Project 21’s Shelby Emmett Makes Sense about Ferguson Decision Politics, Process

Project 21 member Shelby Emmett, a lawyer and former Capitol Hill staffer, was a true voice of reason after the controversy erupted in Ferguson, Missouri.

In interviews that lead-off Rick Amato’s cable talk show on two occasions over the course of a week, Shelby explained why things may have gone the way they did regarding the Ferguson grand jury and how professional race hustlers and violent opportunists made the situation in Ferguson worse than it needed to be.

On the 12/2/14 edition of “The Rick Amato Show” on the One America News Network, Shelby was asked about outgoing Attorney General Eric Holder’s stated intention to end alleged racial profiling by local police, she replied that such a move is likely to make things a whole lot more unfair and regulated in America:

It will probably be something with a more powerful, centralized federal government and he’ll probably ask for a lot of money…

They just want one big uniform police state, and they want to make sure that power is concentrated in the hands of the few at the expense of everybody else.

This comment intrigued Amato, who played a 2008 clip in which then-candidate Barack Obama railed against increased police power.  Shelby noted how the President is now headed in the wrong direction if he truly does want to follow his campaign rhetoric about reducing the power and influence of the police:

If the President was actively concerned with ensuring individual liberty and protections for everyday citizens — particularly those in poor areas — what he would do is push a bill for education reform and choice, and he would push to decriminalize so many of these gun control issues.

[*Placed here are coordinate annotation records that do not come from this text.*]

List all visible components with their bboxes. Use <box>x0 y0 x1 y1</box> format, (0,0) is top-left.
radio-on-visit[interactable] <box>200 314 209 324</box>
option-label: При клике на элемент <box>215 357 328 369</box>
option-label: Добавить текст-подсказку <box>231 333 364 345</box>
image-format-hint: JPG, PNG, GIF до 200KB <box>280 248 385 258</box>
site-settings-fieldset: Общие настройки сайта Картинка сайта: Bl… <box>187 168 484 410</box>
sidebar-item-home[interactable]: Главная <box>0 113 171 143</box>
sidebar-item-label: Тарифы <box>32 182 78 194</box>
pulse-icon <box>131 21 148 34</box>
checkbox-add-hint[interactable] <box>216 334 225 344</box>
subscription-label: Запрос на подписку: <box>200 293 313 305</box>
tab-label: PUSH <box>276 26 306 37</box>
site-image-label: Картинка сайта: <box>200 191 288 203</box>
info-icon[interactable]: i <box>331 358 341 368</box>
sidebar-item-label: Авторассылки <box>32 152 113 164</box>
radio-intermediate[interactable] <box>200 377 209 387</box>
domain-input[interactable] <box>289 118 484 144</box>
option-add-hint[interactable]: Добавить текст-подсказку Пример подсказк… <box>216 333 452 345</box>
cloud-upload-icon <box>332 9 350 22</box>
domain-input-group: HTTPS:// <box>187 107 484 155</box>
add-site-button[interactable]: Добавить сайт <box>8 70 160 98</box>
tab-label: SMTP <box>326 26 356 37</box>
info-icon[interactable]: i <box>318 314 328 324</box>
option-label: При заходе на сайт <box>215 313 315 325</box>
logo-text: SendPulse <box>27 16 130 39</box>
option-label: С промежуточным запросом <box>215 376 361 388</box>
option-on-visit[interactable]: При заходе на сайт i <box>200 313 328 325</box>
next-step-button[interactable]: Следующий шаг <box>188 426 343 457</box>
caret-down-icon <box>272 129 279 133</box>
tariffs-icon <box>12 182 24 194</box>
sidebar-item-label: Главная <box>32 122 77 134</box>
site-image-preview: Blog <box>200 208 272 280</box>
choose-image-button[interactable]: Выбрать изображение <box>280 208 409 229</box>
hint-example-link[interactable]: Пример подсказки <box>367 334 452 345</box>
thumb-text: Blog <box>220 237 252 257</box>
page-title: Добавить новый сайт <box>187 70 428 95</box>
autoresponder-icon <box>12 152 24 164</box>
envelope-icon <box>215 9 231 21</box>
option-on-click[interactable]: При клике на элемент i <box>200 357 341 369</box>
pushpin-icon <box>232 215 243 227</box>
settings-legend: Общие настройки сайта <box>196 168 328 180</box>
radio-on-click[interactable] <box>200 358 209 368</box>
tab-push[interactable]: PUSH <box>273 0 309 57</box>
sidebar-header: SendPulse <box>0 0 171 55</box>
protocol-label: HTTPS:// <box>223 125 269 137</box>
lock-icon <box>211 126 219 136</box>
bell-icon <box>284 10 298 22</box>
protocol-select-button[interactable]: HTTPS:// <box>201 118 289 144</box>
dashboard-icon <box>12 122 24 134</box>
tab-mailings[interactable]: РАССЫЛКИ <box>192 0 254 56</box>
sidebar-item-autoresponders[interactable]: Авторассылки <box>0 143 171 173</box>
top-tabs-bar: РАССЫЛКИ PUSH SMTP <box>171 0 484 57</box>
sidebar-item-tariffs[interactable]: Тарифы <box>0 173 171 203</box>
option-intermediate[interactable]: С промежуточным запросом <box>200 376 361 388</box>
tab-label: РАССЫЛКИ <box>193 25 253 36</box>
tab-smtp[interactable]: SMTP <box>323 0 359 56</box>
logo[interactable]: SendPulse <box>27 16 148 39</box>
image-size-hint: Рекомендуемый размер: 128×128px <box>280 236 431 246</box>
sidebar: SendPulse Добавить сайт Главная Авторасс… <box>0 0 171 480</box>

For a president that seems to think the police have too much power, he has no problem trying to take away constitutional Second Amendment rights for everyday people… instead of allowing these people to be armed and protect themselves.  And instead, he supposedly wants these same entities that are allegedly harassing African-Americans every single day — he wants those people to have more power and more access to guns.

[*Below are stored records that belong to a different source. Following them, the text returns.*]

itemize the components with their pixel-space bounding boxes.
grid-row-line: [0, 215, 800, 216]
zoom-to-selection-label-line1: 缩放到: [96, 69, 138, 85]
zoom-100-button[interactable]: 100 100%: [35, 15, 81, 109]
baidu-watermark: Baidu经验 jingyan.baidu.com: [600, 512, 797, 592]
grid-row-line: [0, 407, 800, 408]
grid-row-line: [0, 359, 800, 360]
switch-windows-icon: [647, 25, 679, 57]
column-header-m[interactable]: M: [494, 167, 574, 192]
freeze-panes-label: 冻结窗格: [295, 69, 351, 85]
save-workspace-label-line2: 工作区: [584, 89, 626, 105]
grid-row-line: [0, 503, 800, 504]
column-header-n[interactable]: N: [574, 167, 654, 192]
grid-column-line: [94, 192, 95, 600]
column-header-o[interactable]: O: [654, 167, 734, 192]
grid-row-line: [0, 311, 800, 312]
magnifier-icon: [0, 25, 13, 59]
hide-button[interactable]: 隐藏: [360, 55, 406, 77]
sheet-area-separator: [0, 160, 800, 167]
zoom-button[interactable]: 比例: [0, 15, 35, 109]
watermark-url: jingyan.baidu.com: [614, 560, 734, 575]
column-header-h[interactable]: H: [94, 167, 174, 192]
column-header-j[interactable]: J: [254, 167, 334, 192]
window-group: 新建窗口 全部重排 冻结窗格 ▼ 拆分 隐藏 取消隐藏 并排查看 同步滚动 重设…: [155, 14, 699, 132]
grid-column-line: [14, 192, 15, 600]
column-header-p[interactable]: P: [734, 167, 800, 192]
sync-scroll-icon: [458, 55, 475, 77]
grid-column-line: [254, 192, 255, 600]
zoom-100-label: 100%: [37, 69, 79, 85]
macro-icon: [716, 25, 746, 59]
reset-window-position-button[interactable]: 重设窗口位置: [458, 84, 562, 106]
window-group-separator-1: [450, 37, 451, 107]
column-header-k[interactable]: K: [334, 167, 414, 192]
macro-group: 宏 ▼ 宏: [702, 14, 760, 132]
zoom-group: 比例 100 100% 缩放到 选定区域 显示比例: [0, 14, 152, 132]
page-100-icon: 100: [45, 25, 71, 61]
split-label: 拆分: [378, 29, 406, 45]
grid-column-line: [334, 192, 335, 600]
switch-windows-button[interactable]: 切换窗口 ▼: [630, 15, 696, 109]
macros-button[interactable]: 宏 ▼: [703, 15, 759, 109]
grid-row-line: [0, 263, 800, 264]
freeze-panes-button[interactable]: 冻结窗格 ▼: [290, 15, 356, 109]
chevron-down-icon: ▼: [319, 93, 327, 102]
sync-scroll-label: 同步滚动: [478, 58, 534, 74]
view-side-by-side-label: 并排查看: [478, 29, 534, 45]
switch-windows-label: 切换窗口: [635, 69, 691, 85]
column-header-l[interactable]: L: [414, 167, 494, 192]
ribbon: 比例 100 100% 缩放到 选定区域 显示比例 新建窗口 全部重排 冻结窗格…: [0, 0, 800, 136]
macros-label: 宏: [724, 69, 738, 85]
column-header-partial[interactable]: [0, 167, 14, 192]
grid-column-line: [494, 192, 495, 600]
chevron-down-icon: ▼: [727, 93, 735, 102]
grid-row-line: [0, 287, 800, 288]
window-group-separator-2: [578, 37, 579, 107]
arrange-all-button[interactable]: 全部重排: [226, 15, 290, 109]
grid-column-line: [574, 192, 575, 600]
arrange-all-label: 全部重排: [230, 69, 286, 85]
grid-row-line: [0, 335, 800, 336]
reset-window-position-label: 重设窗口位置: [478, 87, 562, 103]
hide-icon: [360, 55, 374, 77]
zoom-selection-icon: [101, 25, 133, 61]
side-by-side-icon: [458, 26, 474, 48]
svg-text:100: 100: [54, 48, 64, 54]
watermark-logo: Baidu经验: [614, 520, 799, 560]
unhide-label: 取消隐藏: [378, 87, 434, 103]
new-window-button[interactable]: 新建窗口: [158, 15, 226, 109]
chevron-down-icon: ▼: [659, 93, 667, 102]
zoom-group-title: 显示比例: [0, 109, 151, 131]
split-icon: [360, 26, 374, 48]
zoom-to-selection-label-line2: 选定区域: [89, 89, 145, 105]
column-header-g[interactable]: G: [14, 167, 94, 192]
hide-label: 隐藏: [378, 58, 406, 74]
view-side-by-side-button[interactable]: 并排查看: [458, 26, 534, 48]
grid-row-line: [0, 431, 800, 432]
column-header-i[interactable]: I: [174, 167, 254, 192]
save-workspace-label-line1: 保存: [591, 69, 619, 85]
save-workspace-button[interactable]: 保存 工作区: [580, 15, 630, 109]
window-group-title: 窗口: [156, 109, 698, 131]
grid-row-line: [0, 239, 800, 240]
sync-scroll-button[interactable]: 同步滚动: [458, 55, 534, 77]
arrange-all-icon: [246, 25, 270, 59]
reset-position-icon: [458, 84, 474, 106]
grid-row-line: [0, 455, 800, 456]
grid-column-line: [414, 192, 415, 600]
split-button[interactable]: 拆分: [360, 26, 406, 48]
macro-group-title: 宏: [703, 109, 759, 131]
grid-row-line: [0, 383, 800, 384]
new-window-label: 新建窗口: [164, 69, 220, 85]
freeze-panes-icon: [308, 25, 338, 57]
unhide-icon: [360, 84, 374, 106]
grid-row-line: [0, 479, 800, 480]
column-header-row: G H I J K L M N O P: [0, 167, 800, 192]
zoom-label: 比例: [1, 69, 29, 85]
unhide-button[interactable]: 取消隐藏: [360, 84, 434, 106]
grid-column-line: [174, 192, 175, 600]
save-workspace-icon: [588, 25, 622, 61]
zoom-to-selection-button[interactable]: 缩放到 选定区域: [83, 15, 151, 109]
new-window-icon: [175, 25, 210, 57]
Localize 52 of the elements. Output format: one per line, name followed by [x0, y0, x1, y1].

The whole thing just doesn’t make sense.  This is all about power, control and distraction.

And she said that Al Sharpton, a protest gadfly and now an apparent White House confidant, is “all about political pandering” and helping President Obama distract the American people from the more important issue of Obama’s executive action on amnesty.

Speaking about the grand jury’s decision in Ferguson on the 11/25/14 edition of Amato’s program, the day after the decision was rendered, Shelby said that she felt the jurors “came to the right conclusion” based on the information available at that time.  She noted that the “jury did what the jury needed to do,” and that they did so with the knowledge of what was happening in the world around them and what the controversial decision they did come to could mean in the community.

Shelby was quite critical of Benjamin Crump, a lawyer representing Michael Brown’s parents.  She said that Crump, who had earlier represented the parents of Trayvon Martin in Florida, was “looking for his five minutes of fame” and his anger about the ruling — dutifully rendered by the grand jury — was improper since, as a lawyer, he “has a higher duty” than the parents or the general public to respect the grand jury’s decision.

She added about the grand jury and allegations of potential tainting of the proceedings:

Of course, arguments can be made about the prosecutor’s past and what happened to his father [who was a cop killed by a black man in the early 1960s], but then we could also make those same arguments if there was anyone on that jury — particularly the three African-American members that were on the jury — did they ever have any issues with the police department.  And, if so, could we argue that they would not be able to be on that jury.

Commenting on establishment civil rights leaders and protesters who waded into the Ferguson controversy, Shelby said there are those who “want the violence” and “want the drama” associated with angst over the grand jury’s decision, and that one needs to “separate people that may be legitimately upset — with background and reason to be — and those that just wanted a reason to start trouble.”